According to Desert Living Today, quoting Gawker, “Giffords’ Tea Party opponent in the 2010 election, Jesse Kelly, went even further with the violent rhetoric. Kelly’s campaign held an event called ‘Get on Target for Victory in November.’ Description: ‘Help remove Gabrielle Giffords from office. Shoot a fully automatic M16 with Jesse Kelly.’”

After Gabrielle Giffords was shot down on Saturday at a Tucson Safeway supermarket, Sarah Palin wrote,” “My sincere condolences are offered to the family of Rep. Gabrielle Giffords and the other victims of today’s tragic shooting in Arizona. On behalf of Todd and my family, we all pray for the victims and their families, and for peace and justice.”

“Hypocrisy is the homage that vice pays to virtue,” as Francois de la Rochefoucauld said.

Lord Byron wrote, “hypocrisy is the most difficult and nerve-racking vice that any man can pursue; it needs an unceasing vigilance and a rare detachment of spirit. It cannot, like adultery or gluttony, be practiced at spare moments; it is a whole-time job.

Our Founders pledged “our lives, our fortunes and our sacred honor” to protecting liberty in our Declaration of Independence.

Some haters would like to read out of the Constitution Hispanics, African-Americans, women, poor people and Gays and Lesbians.
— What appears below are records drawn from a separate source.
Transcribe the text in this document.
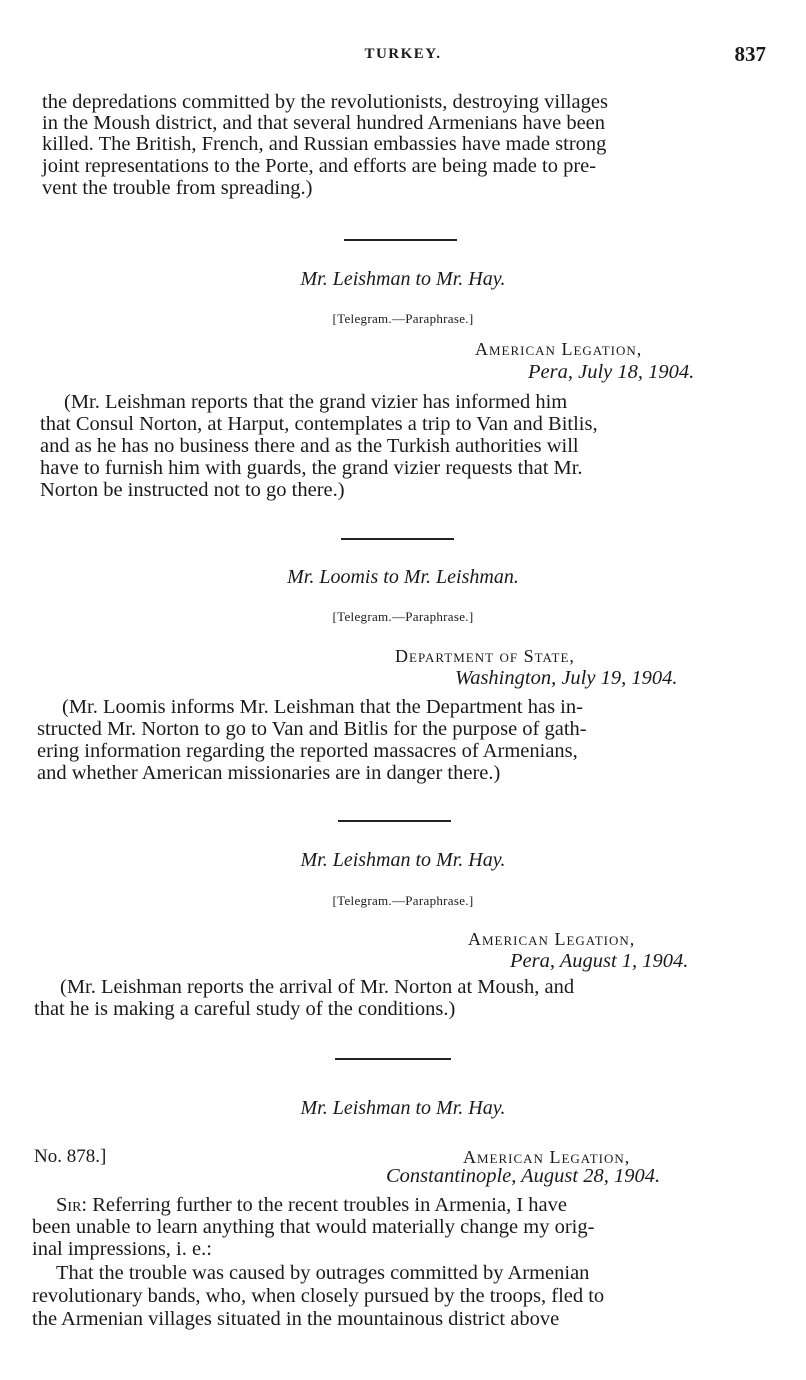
TURKEY.	837

the depredations committed by the revolutionists, destroying villages

in the Moush district, and that several hundred Armenians have been

killed. The British, French, and Russian embassies have made strong

joint representations to the Porte, and efforts are being made to pre-

vent the trouble from spreading.)

Mr. Leishman to Mr. Hay.
[Telegram.—Paraphrase.]
American Legation,
Pera, July 18, 1904.

(Mr. Leishman reports that the grand vizier has informed him

that Consul Norton, at Harput, contemplates a trip to Van and Bitlis,

and as he has no business there and as the Turkish authorities will

have to furnish him with guards, the grand vizier requests that Mr.

Norton be instructed not to go there.)

Mr. Loomis to Mr. Leishman.
[Telegram.—Paraphrase.]
Department of State,
Washington, July 19, 1904.

(Mr. Loomis informs Mr. Leishman that the Department has in-

structed Mr. Norton to go to Van and Bitlis for the purpose of gath-

ering information regarding the reported massacres of Armenians,

and whether American missionaries are in danger there.)

Mr. Leishman to Mr. Hay.
[Telegram.—Paraphrase.]
American Legation,
Pera, August 1, 1904.

(Mr. Leishman reports the arrival of Mr. Norton at Moush, and

that he is making a careful study of the conditions.)

Mr. Leishman to Mr. Hay.
No. 878.]	American Legation,
Constantinople, August 28, 1904.

Sir: Referring further to the recent troubles in Armenia, I have

been unable to learn anything that would materially change my orig-

inal impressions, i. e.:

That the trouble was caused by outrages committed by Armenian

revolutionary bands, who, when closely pursued by the troops, fled to

the Armenian villages situated in the mountainous district above
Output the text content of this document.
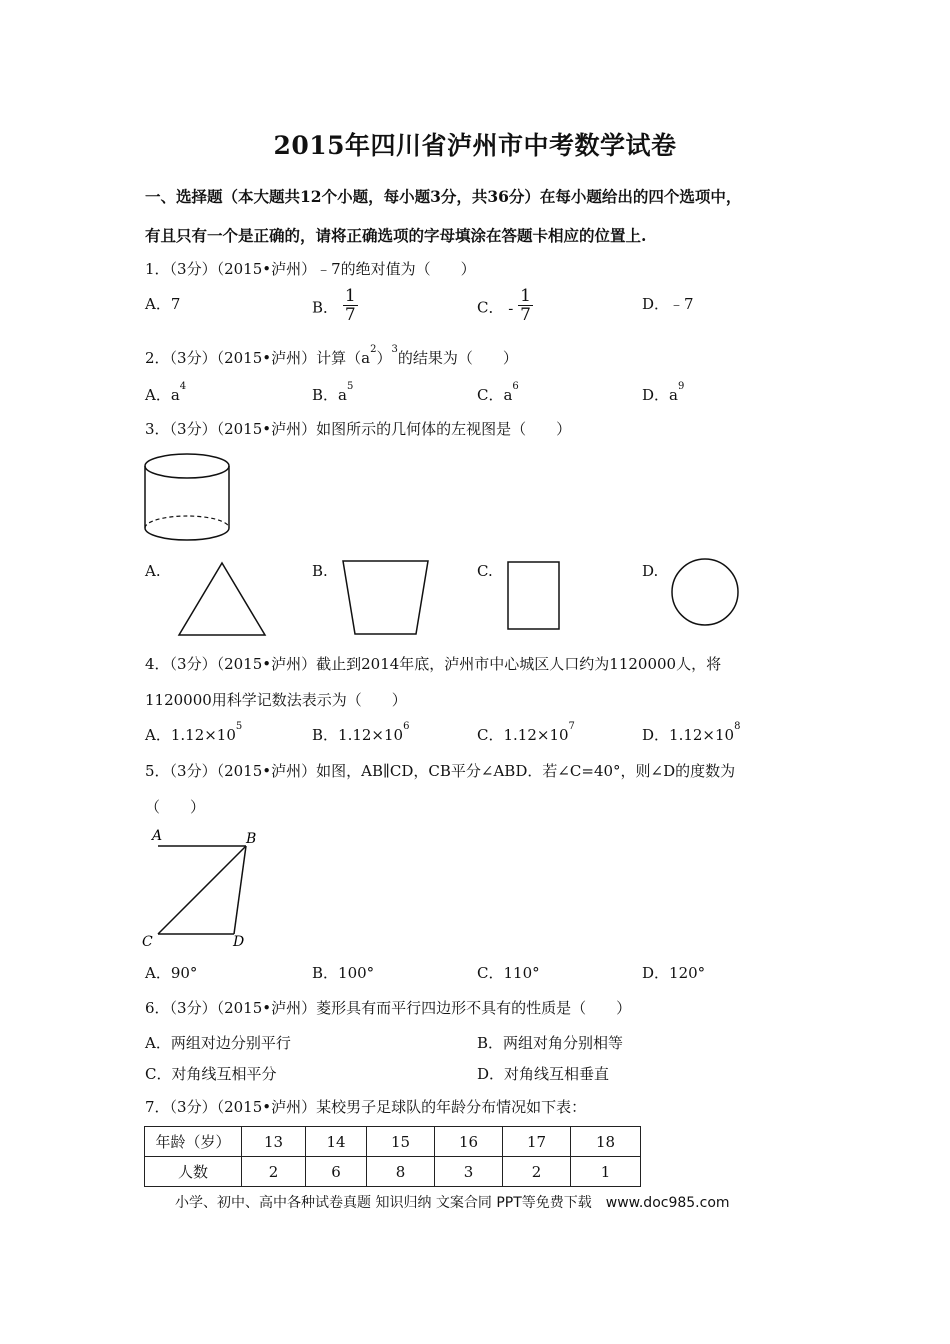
2015年四川省泸州市中考数学试卷
一、选择题（本大题共12个小题，每小题3分，共36分）在每小题给出的四个选项中，
有且只有一个是正确的，请将正确选项的字母填涂在答题卡相应的位置上.
1．（3分）（2015•泸州）﹣7的绝对值为（　　）
A．7	B． $\frac{1}{7}$	C． - $\frac{1}{7}$	D．﹣7
2．（3分）（2015•泸州）计算$(a^2)^3$的结果为（　　）
A．$a^4$	B．$a^5$	C．$a^6$	D．$a^9$
3．（3分）（2015•泸州）如图所示的几何体的左视图是（　　）
A.	B.	C.	D.
4．（3分）（2015•泸州）截止到2014年底，泸州市中心城区人口约为1120000人，将
1120000用科学记数法表示为（　　）
A．$1.12\times 10^5$	B．$1.12\times 10^6$	C．$1.12\times 10^7$	D．$1.12\times 10^8$
5．（3分）（2015•泸州）如图，AB∥CD，CB平分∠ABD．若∠C=40°，则∠D的度数为
（　　）
A	B
C	D
A．90°	B．100°	C．110°	D．120°
6．（3分）（2015•泸州）菱形具有而平行四边形不具有的性质是（　　）
A．两组对边分别平行	B．两组对角分别相等
C．对角线互相平分	D．对角线互相垂直
7．（3分）（2015•泸州）某校男子足球队的年龄分布情况如下表：
年龄（岁）	13	14	15	16	17	18
人数	2	6	8	3	2	1
小学、初中、高中各种试卷真题 知识归纳 文案合同 PPT等免费下载　www.doc985.com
These haters are other-directed and would if empowered vote to protect only corporations’ rights (like House Speaker John Boehner).
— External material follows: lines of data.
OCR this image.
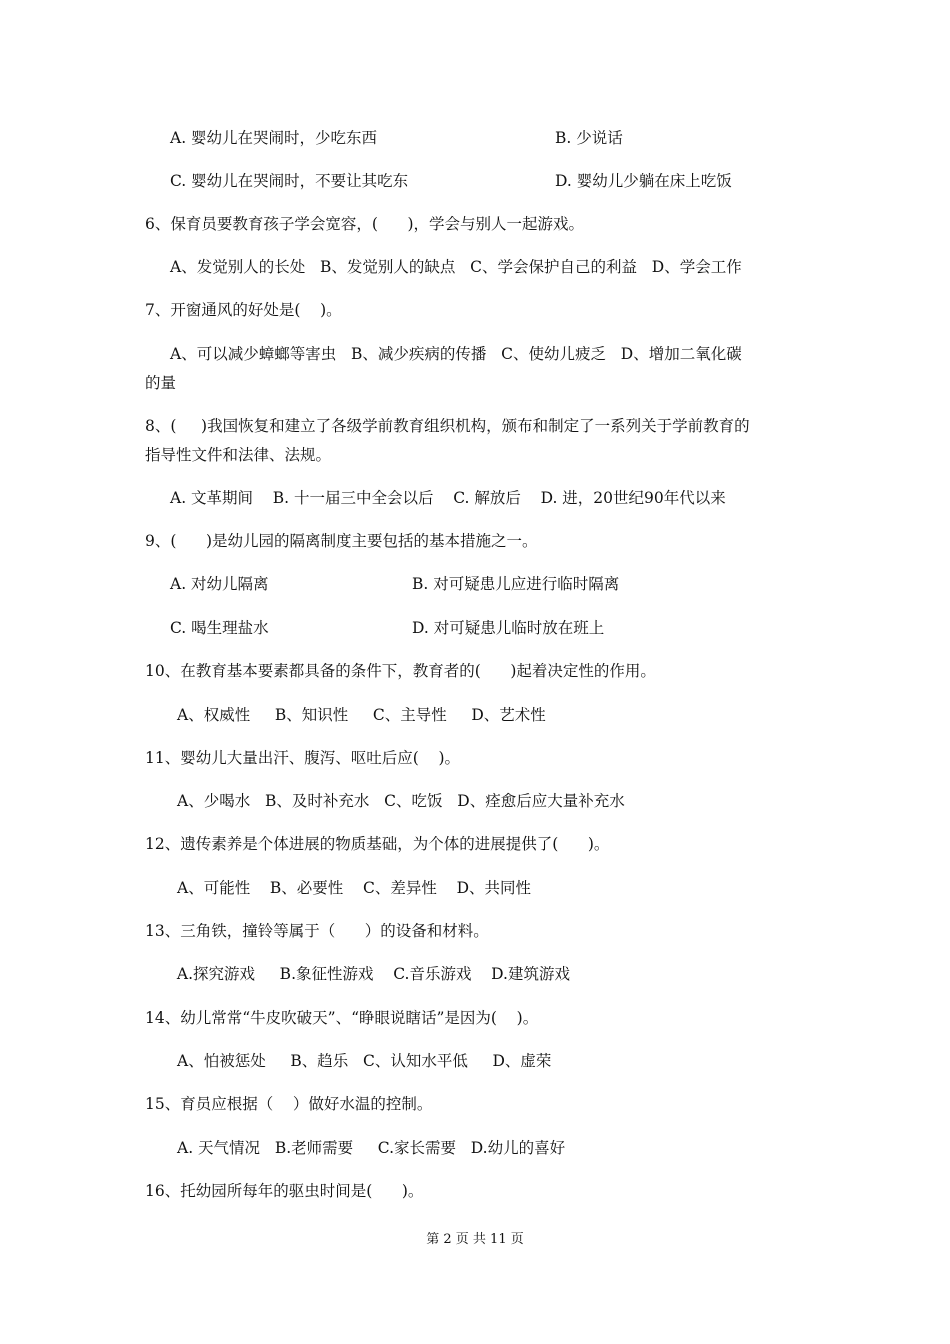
A. 婴幼儿在哭闹时，少吃东西	B. 少说话
C. 婴幼儿在哭闹时，不要让其吃东	D. 婴幼儿少躺在床上吃饭
6、保育员要教育孩子学会宽容，(      )，学会与别人一起游戏。
A、发觉别人的长处   B、发觉别人的缺点   C、学会保护自己的利益   D、学会工作
7、开窗通风的好处是(    )。
A、可以减少蟑螂等害虫   B、减少疾病的传播   C、使幼儿疲乏   D、增加二氧化碳
的量
8、(     )我国恢复和建立了各级学前教育组织机构，颁布和制定了一系列关于学前教育的
指导性文件和法律、法规。
A. 文革期间    B. 十一届三中全会以后    C. 解放后    D. 进，20世纪90年代以来
9、(      )是幼儿园的隔离制度主要包括的基本措施之一。
A. 对幼儿隔离	B. 对可疑患儿应进行临时隔离
C. 喝生理盐水	D. 对可疑患儿临时放在班上
10、在教育基本要素都具备的条件下，教育者的(      )起着决定性的作用。
A、权威性     B、知识性     C、主导性     D、艺术性
11、婴幼儿大量出汗、腹泻、呕吐后应(    )。
A、少喝水   B、及时补充水   C、吃饭   D、痊愈后应大量补充水
12、遗传素养是个体进展的物质基础，为个体的进展提供了(      )。
A、可能性    B、必要性    C、差异性    D、共同性
13、三角铁，撞铃等属于（      ）的设备和材料。
A.探究游戏     B.象征性游戏    C.音乐游戏    D.建筑游戏
14、幼儿常常“牛皮吹破天”、“睁眼说瞎话”是因为(    )。
A、怕被惩处     B、趋乐   C、认知水平低     D、虚荣
15、育员应根据（    ）做好水温的控制。
A. 天气情况   B.老师需要     C.家长需要   D.幼儿的喜好
16、托幼园所每年的驱虫时间是(      )。
第 2 页 共 11 页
Haters want to divide us between “us and them” – as Bill Clinton once said, “they’re ‘themming’ us to death.”

They’d like America the way Dick Cheney wanted it – “afraid, very afraid!”

Authoritarians would like to rule the world and destroy our democracy. Senator Robert F. Kennedy said in South Africa June 6, 1966, in the face of the racist Apartheid government there: “"Few will have the greatness to bend history; but each of us can work to change a small portion of events, and in the total of all those acts will be written the history of this generation ... It is from numberless diverse acts of courage and belief that human history is thus shaped. Each time a man stands up for an ideal, or acts to improve the lot of others, or strikes out against injustice, he sends forth a tiny ripple of hope, and crossing each other from a million different centers of energy and daring, those ripples build a current which can sweep down the mightiest walls of oppression and resistance."

Real Americans agree with the late Senator Robert Kennedy, who said in the Indianapolis ghetto 43 years ago this April: “Let us dedicate ourselves to what the Greeks wrote so many years ago: to tame the savageness of man and make gentle the life of this world. Let us dedicate ourselves to that, and say a prayer for our country and for our people.”